Die Aula ist voller Menschen, sie stehen, sie sitzen auf dem Fußboden, auf Stühlen, auf Tischen. Die Matratzen der Flüchtlinge sind an den Rand des Saals geschoben, ein paar Zelte sind mittendrin aufgestellt, festgeschraubt im Fischgrätparkett. Was ist hier außen, was innen? Auch die ehemalige Bühne der Aula ist mit Matratzen ausgelegt, eine dicht neben der anderen, der Theatervorhang hängt zwischen weißen korinthischen Säulen, er ist aufgezogen und gibt den Blick frei auf Schlafstätten, Decken, Bettzeug, Taschen und Schuhe. Liegt nicht hier und da sogar noch eine Gestalt unter den Decken und schläft? Richard ist sich nicht sicher. Habe nun, ach.
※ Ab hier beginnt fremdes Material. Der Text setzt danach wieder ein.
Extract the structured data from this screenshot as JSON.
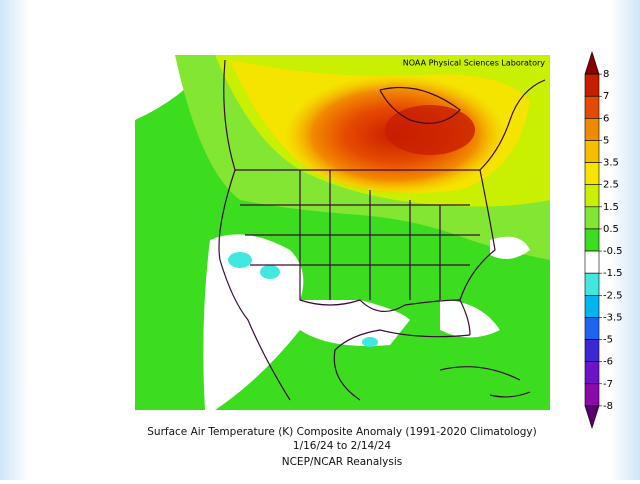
{
  "credit": "NOAA Physical Sciences Laboratory",
  "caption": {
    "line1": "Surface Air Temperature (K) Composite Anomaly (1991-2020 Climatology)",
    "line2": "1/16/24  to 2/14/24",
    "line3": "NCEP/NCAR Reanalysis"
  },
  "colorbar": {
    "ticks": [
      8,
      7,
      6,
      5,
      3.5,
      2.5,
      1.5,
      0.5,
      -0.5,
      -1.5,
      -2.5,
      -3.5,
      -5,
      -6,
      -7,
      -8
    ],
    "colors": [
      "#8b0000",
      "#c81e00",
      "#e64a00",
      "#f28a00",
      "#f7bd00",
      "#f5e300",
      "#c8f000",
      "#82e632",
      "#3cdc1e",
      "#ffffff",
      "#40e8e0",
      "#00b4f0",
      "#1e64f0",
      "#3c28d2",
      "#6e14c8",
      "#8c0aaa",
      "#5a006e"
    ]
  }
}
Gerade sagt jeder reihum seinen Namen und sagt, wer er ist und warum er hier ist. Und all das wird zweifach übersetzt. Richard hat in seinem Leben schon auf vielen Versammlungen gesessen, aber noch nie hat er so eine Versammlung erlebt.
Ich heiße, ich komme aus, ich bin hier, weil.
My name is, I come from, I’m here because.
Je m’appelle, je suis de, je suis ici.
An die 70 Menschen sagen, wer sie sind. Philosophie, /Juristerey und Medicin, /und leider auch Theologie! / Durchaus studirt, mit heißem Bemühn. An der Decke ist Stuck, ein Kronleuchter hängt in der Mitte, dunkles Holz an den Wänden. Vor noch gar nicht so langer Zeit war das hier ein Gymnasium.
Aus Mali, Äthiopien, Senegal. Aus Berlin.
From Mali, Ethiopia, Senegal. From Berlin.
De Mali, Éthiopie, Sénégal. De Berlin.
An den Fensterkreuzen sind ein paar Jacken und T-Shirts aufgehängt. Zum Trocknen vielleicht? Wo wäscht man eigentlich Wäsche in einer ehemaligen Schule? Auf der Bühne wurden vor noch gar nicht so langer Zeit Reden gehalten und Klavierstücke vorgespielt, wurden neu aufgenommene Schüler begrüßt und beste Abiturienten ausgezeichnet. Fanden Theateraufführungen statt. Wurde der Vorhang beiseite gezogen. Sah man Faust an seinem Schreibtisch sitzen. Und sehe, dass wir nichts wissen können! Tatsächlich, auch jetzt, während der Versammlung, liegen unter manchen der Decken Menschen und schlafen.